California Energy Efficiency Standards – Title 24

The design goal is to exceed standards by at least 20%; will attain through:

  • T8 or T5 lighting at approximately 1.0 watts/SF
  • Photo sensors for daylight harvesting
  • Occupancy sensors
  • Optimum lamp/ballast combinations
  • Highly reflective surfaces for light fixture housings similar to “MIRO Micro Matt”
  • High efficiency transformers

Plumbing Systems

  • Reduce potable water usage inside the building.
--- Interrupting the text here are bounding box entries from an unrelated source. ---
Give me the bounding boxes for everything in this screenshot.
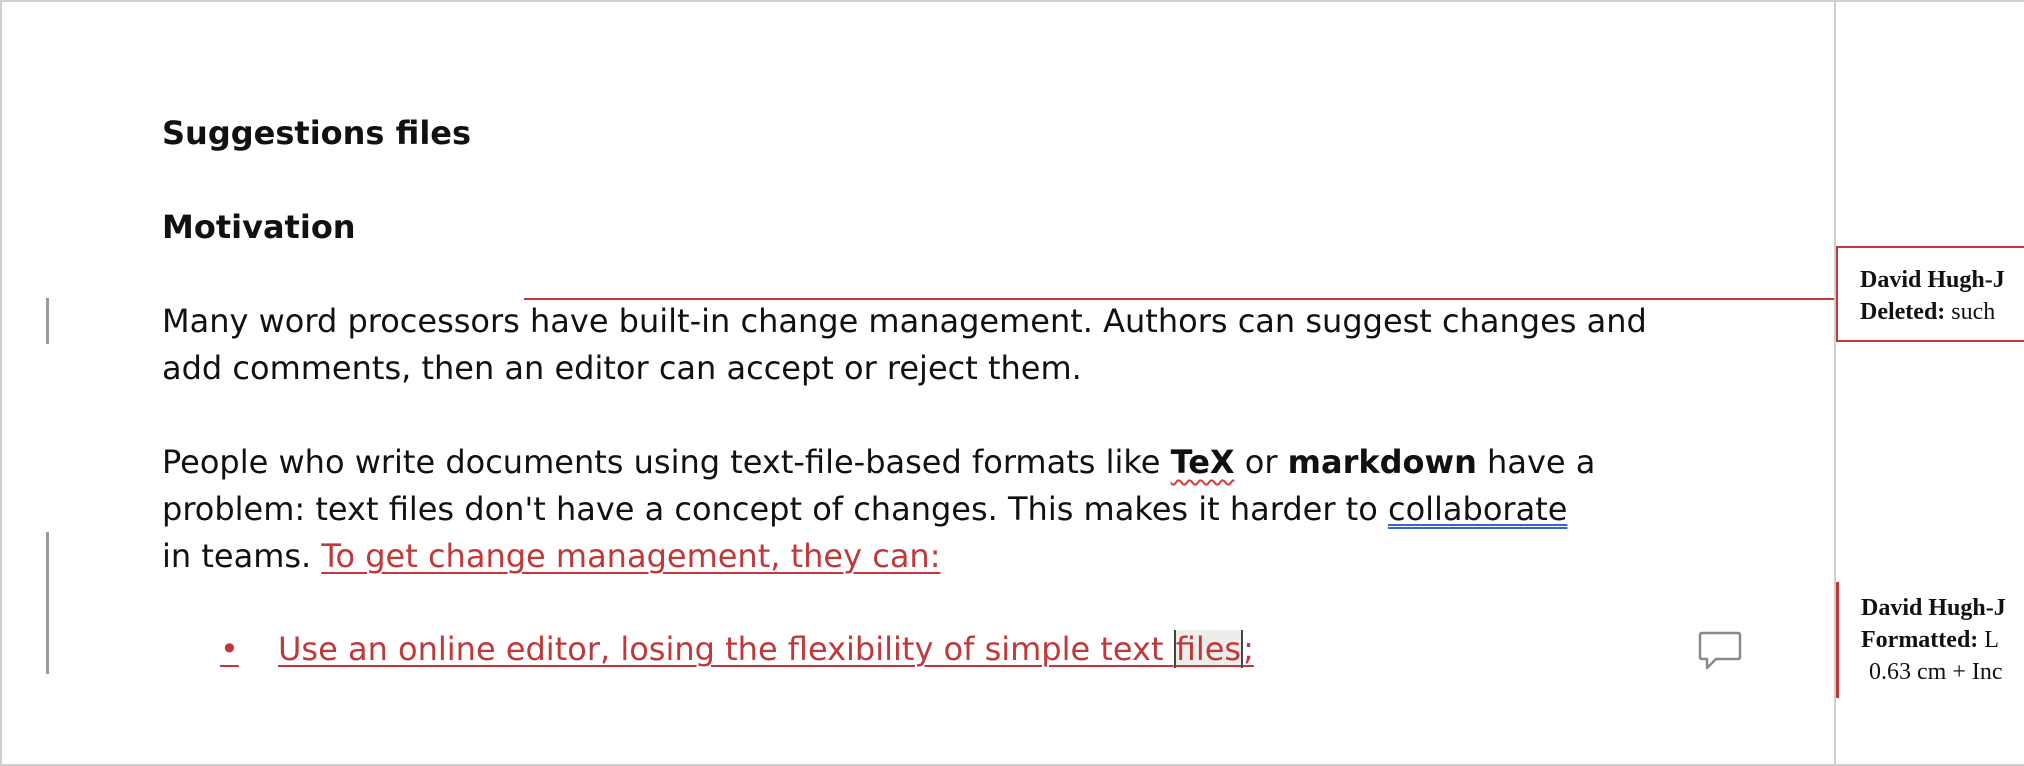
text-run: People who write documents using text-fi…	[162, 443, 1171, 481]
spelling-flagged-word[interactable]: TeX	[1171, 443, 1235, 481]
document-page[interactable]: Suggestions files Motivation Many word p…	[2, 2, 1834, 764]
text-run: have a	[1476, 443, 1596, 481]
revision-balloon-formatted[interactable]: David Hugh-J Formatted: L 0.63 cm + Inc	[1836, 582, 2024, 698]
paragraph-line[interactable]: People who write documents using text-fi…	[162, 439, 1595, 486]
change-bar	[46, 532, 49, 674]
text-run: problem: text files don't have a concept…	[162, 490, 1388, 528]
text-run: in teams.	[162, 537, 322, 575]
paragraph-line[interactable]: problem: text files don't have a concept…	[162, 486, 1567, 533]
inserted-text[interactable]: To get change management, they can:	[321, 537, 940, 575]
document-title[interactable]: Suggestions files	[162, 110, 471, 157]
balloon-author: David Hugh-J	[1860, 267, 2005, 293]
section-heading[interactable]: Motivation	[162, 204, 356, 251]
text-run: or	[1234, 443, 1288, 481]
document-window: Suggestions files Motivation Many word p…	[0, 0, 2024, 766]
text-cursor-selection[interactable]: files	[1173, 630, 1244, 668]
bullet-marker: •	[220, 630, 239, 668]
balloon-value: such	[1945, 299, 1996, 325]
bold-word: markdown	[1287, 443, 1477, 481]
revision-balloon-deleted[interactable]: David Hugh-J Deleted: such	[1836, 246, 2024, 342]
bullet-list-item[interactable]: • Use an online editor, losing the flexib…	[220, 626, 1254, 673]
balloon-label: Formatted:	[1861, 627, 1979, 653]
paragraph-line[interactable]: add comments, then an editor can accept …	[162, 345, 1082, 392]
inserted-text: ;	[1243, 630, 1254, 668]
balloon-value: L	[1978, 627, 1999, 653]
paragraph-line[interactable]: in teams. To get change management, they…	[162, 533, 940, 580]
change-bar	[46, 298, 49, 344]
balloon-author: David Hugh-J	[1861, 595, 2006, 621]
grammar-flagged-word[interactable]: collaborate	[1388, 490, 1567, 528]
balloon-detail: 0.63 cm + Inc	[1869, 659, 2003, 685]
balloon-label: Deleted:	[1860, 299, 1946, 325]
comment-icon[interactable]	[1698, 630, 1742, 672]
inserted-text: Use an online editor, losing the flexibi…	[278, 630, 1174, 668]
markup-pane: David Hugh-J Deleted: such David Hugh-J …	[1834, 2, 2024, 764]
paragraph-line[interactable]: Many word processors have built-in chang…	[162, 298, 1647, 345]
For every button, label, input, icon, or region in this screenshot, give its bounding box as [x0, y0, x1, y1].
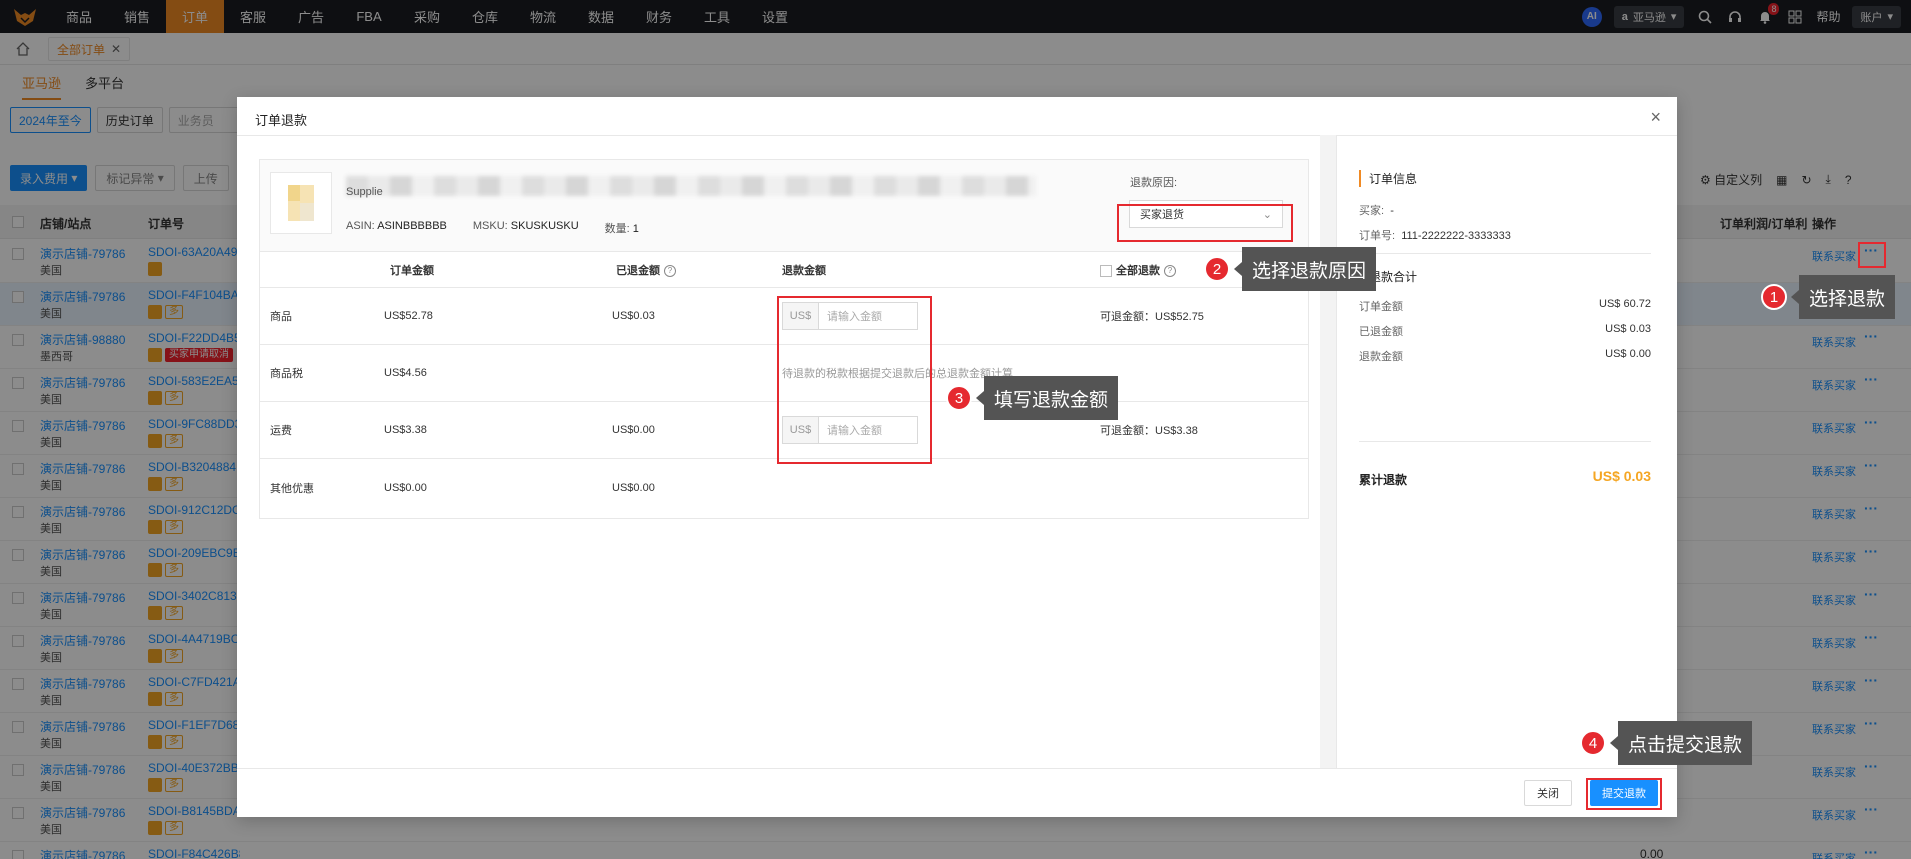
- asin-label: ASIN:: [346, 220, 375, 232]
- summary-value: US$ 60.72: [1599, 298, 1651, 310]
- annotation-4: 4 点击提交退款: [1580, 721, 1753, 765]
- question-icon: ?: [1164, 264, 1176, 277]
- annotation-label: 点击提交退款: [1609, 721, 1753, 765]
- summary-value: US$ 0.03: [1605, 323, 1651, 335]
- buyer-value: -: [1390, 205, 1394, 217]
- modal-footer: 关闭 提交退款: [237, 768, 1677, 817]
- summary-label: 订单金额: [1359, 301, 1403, 313]
- row-label: 商品: [270, 311, 292, 323]
- refund-table-header: 订单金额 已退金额? 退款金额 全部退款?: [260, 252, 1308, 288]
- order-summary-panel: 订单信息 买家: - 订单号: 111-2222222-3333333 退款合计…: [1336, 135, 1677, 768]
- annotation-label: 填写退款金额: [975, 376, 1119, 420]
- buyer-row: 买家: -: [1359, 202, 1651, 218]
- buyer-label: 买家:: [1359, 205, 1385, 217]
- product-name-blurred: [346, 176, 1036, 196]
- annotation-label: 选择退款原因: [1233, 247, 1377, 291]
- qty-value: 1: [632, 223, 639, 235]
- order-no-row: 订单号: 111-2222222-3333333: [1359, 227, 1651, 243]
- order-amount: US$0.00: [384, 481, 427, 494]
- full-refund-label: 全部退款: [1116, 264, 1160, 277]
- row-label: 其他优惠: [270, 482, 314, 495]
- msku-value: SKUSKUSKU: [510, 220, 579, 232]
- order-no-value: 111-2222222-3333333: [1401, 230, 1511, 242]
- close-icon[interactable]: ×: [1650, 107, 1661, 128]
- summary-label: 已退金额: [1359, 326, 1403, 338]
- available-amount: 可退金额：US$52.75: [1100, 311, 1204, 323]
- order-no-label: 订单号:: [1359, 230, 1396, 242]
- highlight-amount-inputs: [777, 296, 932, 464]
- qty-label: 数量:: [604, 223, 630, 235]
- annotation-number: 3: [946, 385, 972, 411]
- order-amount: US$4.56: [384, 367, 427, 379]
- annotation-label: 选择退款: [1790, 275, 1896, 319]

Low-flow fixtures are used and waterless urinals are under consideration
  • Eliminate process water usage inside the building
  • Reclaim water for toilet flushing

The campus and the design team are fully committed to meeting their respective sustainability goals.  In addition to these programs, the School of Medicine plans to manage and operate the building in a manner that reduces waste, recycles materials and reuses material where possible.

We are committed to building and operating the Lorry I. Lokey Stem Cell Research Building in an environmentally friendly manner to minimize effects on the environment.